A conversa com a estudante não terminou no espanto. Após o choque inicial, perguntei à minha estudante:

– Por que você quer fazer medicina? O que te levou a escolher esse curso?

Prontamente a menina me respondeu:

– Professor, eu quero me especializar em algo relacionado com o cérebro humano. Durante toda a minha infância e adolescência, testemunhei meu pai sofrer com profundas crises de enxaqueca. Nenhum médico conseguia ajudar o meu amado pai com suas dores. Essa realidade – continuou a jovem – impactou minha infância. Muitas vezes fui privada de brincar com o meu pai, pois ele se encontrava em uma crise aguda de enxaqueca. Essa condição o deixava triste porque ele queria brincar comigo. Eu quero ser médica para encontrar formas de ajudar pessoas a não sofrerem o mesmo que o meu pai sofreu e ainda sofre. Quero dedicar minha vida para ajudar pessoas que sofrem de enxaqueca a melhorarem seus relacionamentos ao reduzir a intensidade e a ocorrência de suas crises.

Assim que a estudante terminou de falar, o silêncio imperou mais uma vez, dessa vez devido à comoção, não ao espanto. Segundos após a fala da jovem, afirmei diante dela e de todos os seus colegas:

– Esse é o seu propósito!
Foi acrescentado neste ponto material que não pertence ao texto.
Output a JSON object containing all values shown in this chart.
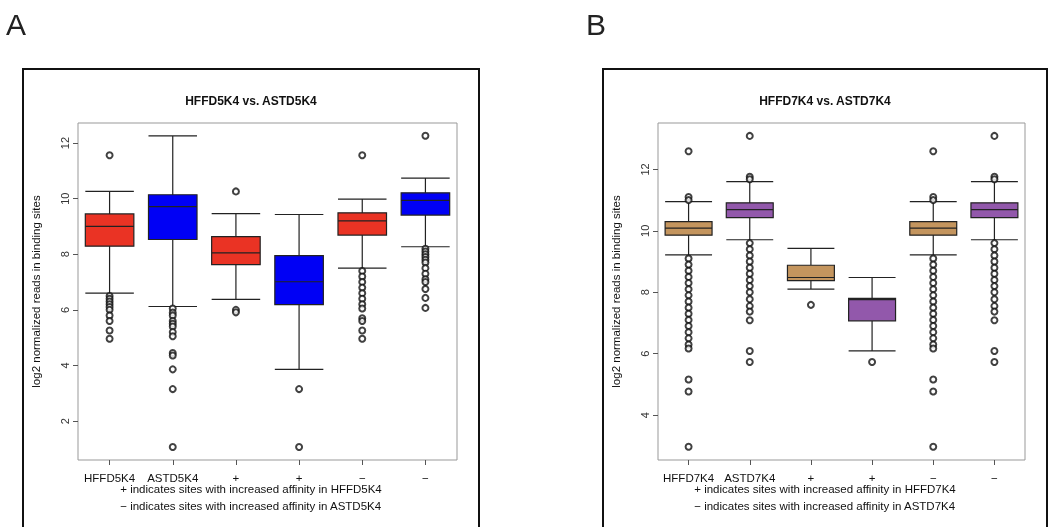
{
  "chart_data": [
    {
      "type": "box",
      "title": "HFFD5K4 vs. ASTD5K4",
      "ylabel": "log2 normalized reads in binding sites",
      "categories": [
        "HFFD5K4",
        "ASTD5K4",
        "+",
        "+",
        "−",
        "−"
      ],
      "colors": [
        "#ea3324",
        "#0000f5",
        "#ea3324",
        "#0000f5",
        "#ea3324",
        "#0000f5"
      ],
      "boxes": [
        {
          "low": 6.6,
          "q1": 8.29,
          "median": 9.0,
          "q3": 9.45,
          "high": 10.26,
          "outliers": [
            11.56,
            6.5,
            6.4,
            6.3,
            6.2,
            6.1,
            6.0,
            5.8,
            5.6,
            5.26,
            4.96
          ]
        },
        {
          "low": 6.12,
          "q1": 8.53,
          "median": 9.71,
          "q3": 10.14,
          "high": 12.26,
          "outliers": [
            6.05,
            5.9,
            5.8,
            5.6,
            5.5,
            5.4,
            5.2,
            5.05,
            4.45,
            4.36,
            3.86,
            3.15,
            1.07
          ]
        },
        {
          "low": 6.38,
          "q1": 7.63,
          "median": 8.05,
          "q3": 8.63,
          "high": 9.46,
          "outliers": [
            10.26,
            6.0,
            5.91
          ]
        },
        {
          "low": 3.86,
          "q1": 6.19,
          "median": 7.01,
          "q3": 7.95,
          "high": 9.43,
          "outliers": [
            3.15,
            1.07
          ]
        },
        {
          "low": 7.5,
          "q1": 8.69,
          "median": 9.2,
          "q3": 9.49,
          "high": 9.98,
          "outliers": [
            11.56,
            7.4,
            7.2,
            7.0,
            6.8,
            6.6,
            6.4,
            6.2,
            6.05,
            5.7,
            5.6,
            5.26,
            4.96
          ]
        },
        {
          "low": 8.27,
          "q1": 9.41,
          "median": 9.94,
          "q3": 10.21,
          "high": 10.74,
          "outliers": [
            12.26,
            8.2,
            8.1,
            8.0,
            7.9,
            7.8,
            7.7,
            7.5,
            7.3,
            7.1,
            7.0,
            6.75,
            6.43,
            6.07
          ]
        }
      ],
      "ylim": [
        0.6,
        12.72
      ],
      "yticks": [
        2,
        4,
        6,
        8,
        10,
        12
      ],
      "grid": false,
      "annotations": [
        "A",
        "+ indicates sites with increased affinity in HFFD5K4",
        "− indicates sites with increased affinity in ASTD5K4"
      ]
    },
    {
      "type": "box",
      "title": "HFFD7K4 vs. ASTD7K4",
      "ylabel": "log2 normalized reads in binding sites",
      "categories": [
        "HFFD7K4",
        "ASTD7K4",
        "+",
        "+",
        "−",
        "−"
      ],
      "colors": [
        "#c4955e",
        "#9258ab",
        "#c4955e",
        "#9258ab",
        "#c4955e",
        "#9258ab"
      ],
      "boxes": [
        {
          "low": 9.22,
          "q1": 9.86,
          "median": 10.09,
          "q3": 10.3,
          "high": 10.95,
          "outliers": [
            12.59,
            11.1,
            11.0,
            9.1,
            8.9,
            8.7,
            8.5,
            8.3,
            8.1,
            7.9,
            7.7,
            7.5,
            7.3,
            7.1,
            6.9,
            6.7,
            6.5,
            6.3,
            6.17,
            5.16,
            4.77,
            2.97
          ]
        },
        {
          "low": 9.71,
          "q1": 10.43,
          "median": 10.69,
          "q3": 10.91,
          "high": 11.6,
          "outliers": [
            13.09,
            11.76,
            11.68,
            9.6,
            9.4,
            9.2,
            9.0,
            8.8,
            8.6,
            8.4,
            8.2,
            8.0,
            7.77,
            7.55,
            7.37,
            7.09,
            6.09,
            5.73
          ]
        },
        {
          "low": 8.1,
          "q1": 8.38,
          "median": 8.48,
          "q3": 8.88,
          "high": 9.43,
          "outliers": [
            7.59
          ]
        },
        {
          "low": 6.09,
          "q1": 7.07,
          "median": 7.76,
          "q3": 7.8,
          "high": 8.48,
          "outliers": [
            5.73
          ]
        },
        {
          "low": 9.22,
          "q1": 9.86,
          "median": 10.09,
          "q3": 10.3,
          "high": 10.95,
          "outliers": [
            12.59,
            11.1,
            11.0,
            9.1,
            8.9,
            8.7,
            8.5,
            8.3,
            8.1,
            7.9,
            7.7,
            7.5,
            7.3,
            7.1,
            6.9,
            6.7,
            6.5,
            6.3,
            6.17,
            5.16,
            4.77,
            2.97
          ]
        },
        {
          "low": 9.71,
          "q1": 10.43,
          "median": 10.69,
          "q3": 10.91,
          "high": 11.6,
          "outliers": [
            13.09,
            11.76,
            11.68,
            9.6,
            9.4,
            9.2,
            9.0,
            8.8,
            8.6,
            8.4,
            8.2,
            8.0,
            7.77,
            7.55,
            7.37,
            7.09,
            6.09,
            5.73
          ]
        }
      ],
      "ylim": [
        2.54,
        13.51
      ],
      "yticks": [
        4,
        6,
        8,
        10,
        12
      ],
      "grid": false,
      "annotations": [
        "B",
        "+ indicates sites with increased affinity in HFFD7K4",
        "− indicates sites with increased affinity in ASTD7K4"
      ]
    }
  ]
}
A medicina é o meio de realizá-lo!

O exercício da docência deve ser encarado como um ato de orientação e lapidação de propósitos, assim como um cuidado intencional dos afetos.


[1] MAIA, Rodrigo. Apenas 18,1% dos jovens de 18 a 24 anos estão matriculados no ensino superior. CNN Brasil, 8 de junho de 2021. Disponível em: https://www.cnnbrasil.com.br/nacional/apenas-18-1-dos-jovens-de-18-a-24-anos-estao-matriculados-no-ensino-superior/

[2] ESTADO DE MINAS Educação. Índice de troca ou abandono de curso em faculdades equivale à metade dos ingressantes. 17 de julho de 2018. Disponível em: https://www.em.com.br/app/noticia/especiais/educacao/2018/07/17/internas_educacao,973969/indice-de-troca-ou-abandono-de-curso-em-faculdades-equivale-a-metade-d.shtml

[3] DAMON, Willian. O que o jovem quer da vida? Como pais e professores podem orientar e motivar os adolescentes. Summus editorial, São Paulo, 2009. p. 53.